Grandparent Feature

Emotionally Focused Parenting Tips from Popular Books

By Michelle Garcia, B.A. & Allyson Kraus, B.S.,
Department of Human Development and Family Studies
Colorado State University

Christine A. Fruhauf, Ph.D.
Associate Professor and Director, HDFS Extension
Colorado State University

child holding adult hand

There are a lot of parenting resources in the public and, as a result, it can be difficult to know who to seek guidance from. Below are some simple tips from three well-established parenting books. In addition to these tips, we suggest you borrow from your local library these books and enjoy reading additional parenting tips.

Parenting with Love and Logic: Teaching Children Responsibility by: Foster Cline & Jim Fay

The philosophy of Love and Logic is that parents should both compassionately enforce limits with their children, and teach them to make healthy choices that will prepare them for adult life. Some of the key elements of Love and Logic are to offer choices, and to allow natural consequences. For example, bedtime is a good example of when to use this approach. When giving choices, it is important for grandparents to offer only the choices that they would be comfortable with their grandchild picking. At bedtime it might be, “do you want to brush your teeth before or after you put on your pajamas?” Once your grandchildren are in bed, the Love and Logic parent would enforce “grandparent time,” letting their grandchild know that they can do whatever they want in their room as long as they are quiet. If your grandchild chooses to stay up all night, you still get a good night’s rest, and your grandchild deals with the natural consequence of going to school all day without sleep. An experience they are not likely to want to repeat!

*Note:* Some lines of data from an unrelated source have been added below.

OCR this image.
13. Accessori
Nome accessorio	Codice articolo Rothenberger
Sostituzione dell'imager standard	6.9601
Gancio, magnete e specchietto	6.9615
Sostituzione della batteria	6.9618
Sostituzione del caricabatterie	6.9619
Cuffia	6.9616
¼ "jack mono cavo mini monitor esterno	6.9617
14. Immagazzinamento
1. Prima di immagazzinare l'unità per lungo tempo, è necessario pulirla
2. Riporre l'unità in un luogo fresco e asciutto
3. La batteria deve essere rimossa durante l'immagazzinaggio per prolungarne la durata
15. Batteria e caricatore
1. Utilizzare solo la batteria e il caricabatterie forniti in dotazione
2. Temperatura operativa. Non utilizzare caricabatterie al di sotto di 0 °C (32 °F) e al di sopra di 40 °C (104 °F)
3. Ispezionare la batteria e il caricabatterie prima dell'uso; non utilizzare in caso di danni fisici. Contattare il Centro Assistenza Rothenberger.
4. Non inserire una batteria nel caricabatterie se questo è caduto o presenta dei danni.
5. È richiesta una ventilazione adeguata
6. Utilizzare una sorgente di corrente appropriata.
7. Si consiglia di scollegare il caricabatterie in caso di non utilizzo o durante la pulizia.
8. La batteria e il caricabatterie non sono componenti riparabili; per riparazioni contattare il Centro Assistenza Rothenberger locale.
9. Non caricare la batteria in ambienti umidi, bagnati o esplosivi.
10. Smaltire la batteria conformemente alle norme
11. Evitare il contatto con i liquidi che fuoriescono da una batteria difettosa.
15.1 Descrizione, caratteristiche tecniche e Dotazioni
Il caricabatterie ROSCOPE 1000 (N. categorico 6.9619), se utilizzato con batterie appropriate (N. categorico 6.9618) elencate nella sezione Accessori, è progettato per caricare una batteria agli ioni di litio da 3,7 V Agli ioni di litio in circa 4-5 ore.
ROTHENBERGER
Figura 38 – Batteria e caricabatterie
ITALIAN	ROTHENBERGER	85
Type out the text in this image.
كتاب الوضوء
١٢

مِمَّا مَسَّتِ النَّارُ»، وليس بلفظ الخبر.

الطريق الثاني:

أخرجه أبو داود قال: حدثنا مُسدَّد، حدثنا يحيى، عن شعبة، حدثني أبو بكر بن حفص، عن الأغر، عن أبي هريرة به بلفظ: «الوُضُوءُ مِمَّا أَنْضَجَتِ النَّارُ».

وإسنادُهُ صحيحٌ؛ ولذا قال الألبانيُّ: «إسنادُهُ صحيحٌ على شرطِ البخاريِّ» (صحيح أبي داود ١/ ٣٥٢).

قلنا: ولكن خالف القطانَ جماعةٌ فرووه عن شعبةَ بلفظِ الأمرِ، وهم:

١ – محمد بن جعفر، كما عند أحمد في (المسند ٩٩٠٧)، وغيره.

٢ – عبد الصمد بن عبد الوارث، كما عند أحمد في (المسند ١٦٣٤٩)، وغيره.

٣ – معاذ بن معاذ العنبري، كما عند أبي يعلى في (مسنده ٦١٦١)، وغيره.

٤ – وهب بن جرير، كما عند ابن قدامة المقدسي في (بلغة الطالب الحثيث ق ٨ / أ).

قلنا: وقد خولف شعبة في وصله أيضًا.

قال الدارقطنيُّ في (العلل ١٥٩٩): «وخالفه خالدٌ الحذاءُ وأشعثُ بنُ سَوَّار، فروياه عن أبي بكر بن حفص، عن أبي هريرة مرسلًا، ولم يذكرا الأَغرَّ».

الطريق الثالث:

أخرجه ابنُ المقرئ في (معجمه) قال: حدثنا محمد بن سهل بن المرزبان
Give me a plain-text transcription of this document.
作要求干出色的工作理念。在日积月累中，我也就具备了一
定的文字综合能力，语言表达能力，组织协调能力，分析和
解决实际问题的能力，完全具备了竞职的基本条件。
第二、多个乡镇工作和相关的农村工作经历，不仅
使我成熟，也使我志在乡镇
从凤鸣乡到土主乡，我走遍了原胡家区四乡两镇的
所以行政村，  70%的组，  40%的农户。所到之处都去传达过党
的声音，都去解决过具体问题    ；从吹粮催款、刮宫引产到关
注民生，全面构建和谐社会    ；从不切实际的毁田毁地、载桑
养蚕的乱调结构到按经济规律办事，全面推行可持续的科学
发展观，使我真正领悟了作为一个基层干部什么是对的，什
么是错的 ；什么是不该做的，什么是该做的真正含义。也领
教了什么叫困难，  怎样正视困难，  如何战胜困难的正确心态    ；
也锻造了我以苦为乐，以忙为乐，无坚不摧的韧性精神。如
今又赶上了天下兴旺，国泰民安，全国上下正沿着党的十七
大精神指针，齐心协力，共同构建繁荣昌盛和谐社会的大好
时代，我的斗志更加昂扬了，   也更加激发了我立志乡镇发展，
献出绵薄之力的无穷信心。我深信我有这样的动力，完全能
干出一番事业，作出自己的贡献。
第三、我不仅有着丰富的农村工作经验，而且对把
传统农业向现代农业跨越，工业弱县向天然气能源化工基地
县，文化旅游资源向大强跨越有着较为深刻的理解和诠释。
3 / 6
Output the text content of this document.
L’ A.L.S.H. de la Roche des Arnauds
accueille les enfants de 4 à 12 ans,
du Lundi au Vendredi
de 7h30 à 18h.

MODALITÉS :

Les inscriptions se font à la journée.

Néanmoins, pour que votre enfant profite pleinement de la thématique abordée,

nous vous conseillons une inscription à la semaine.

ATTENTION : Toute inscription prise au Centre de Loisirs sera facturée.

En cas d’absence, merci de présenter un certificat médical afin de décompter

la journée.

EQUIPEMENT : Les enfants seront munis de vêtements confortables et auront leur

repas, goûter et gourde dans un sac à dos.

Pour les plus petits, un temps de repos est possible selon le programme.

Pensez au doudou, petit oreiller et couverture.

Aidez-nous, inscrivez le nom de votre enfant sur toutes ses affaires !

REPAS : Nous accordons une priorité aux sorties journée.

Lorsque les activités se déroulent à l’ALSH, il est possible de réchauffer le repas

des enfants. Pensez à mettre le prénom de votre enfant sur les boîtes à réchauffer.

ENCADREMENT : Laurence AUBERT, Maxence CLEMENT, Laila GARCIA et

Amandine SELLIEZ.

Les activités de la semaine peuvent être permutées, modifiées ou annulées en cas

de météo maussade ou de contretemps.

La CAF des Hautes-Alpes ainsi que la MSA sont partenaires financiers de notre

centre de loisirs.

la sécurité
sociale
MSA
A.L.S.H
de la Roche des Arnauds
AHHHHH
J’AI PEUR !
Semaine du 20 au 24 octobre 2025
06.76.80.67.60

The 5 Love Languages of Children by: Gary D. Chapman & Ross Campbell

When your grandchild exhibits passive-aggressive behavior, they are indirectly expressing anger, This is typically directed towards an authority figure. Anger is the emotion that comes out when children feel like their goal is being blocked, whether that's to play outside, avoid homework, or eat dessert first. Passive aggressive behavior is meant to upset someone who is telling the child what to do because that someone may be viewed as getting in the child's way. Passive-aggressive behavior can show itself through procrastination, stubbornness, and/or "forgetting". The reason grandparents often struggle to deal with their grandchild's passive-aggressive behavior is that they try to solve the problem caused by the behavior instead of addressing the behavior itself. For example, if your grandchild is being passive-aggressive by not cleaning his/her room, a grandparent may try to problem solve with him/her in ways of making cleaning his/her room easier. However, if the grandchildren’s goal is to upset the grandparent, this kind of intervention will not get the room clean. Anger needs to be expressed, and passive-aggressive behavior is an example of an unhealthy expression of anger. However, if you do not let grandchildren express their anger out loud, then it eventually will come out in their behavior. If you sense that your grandchild is acting out because they are upset with you, be direct with them and ask them why they are angry or upset. Giving them a chance to talk or yell about it allows them to get it out in the open so you can help them come to a resolution.

How to Talk so Kids Will Listen & Listen so Kids Will Talk by: Adele Faber & Elaine Mazlish

Most children have a general sense of how their caretakers (i.e., parents, grandparents, teachers, etc.) view them, such as a 'problem child' or a 'perfect child'. Children learn how they are viewed by the labels their caretakers apply to them, such as difficult, smart, frustrating, or caring. When children believe that their caretakers have a positive view of them, they are more likely to have a positive view of themselves. When children believe that their caretaker does not have much hope for their success, they can begin to believe that there's no point in trying to change. For example, when a child fails a math test and he/she is told that he/she is stupid and bad at math, it is highly unlikely that he/she will be inspired to try harder next time. However, when a child fails a math test and he/she are told that he/she may not have studied hard enough or may not have realized he/she needed more help, he/she are given concrete steps to take to improve in the future. Inspiring change in your grandchild's behavior is all about praising effort that's aimed towards his/her goal rather than assigning labels.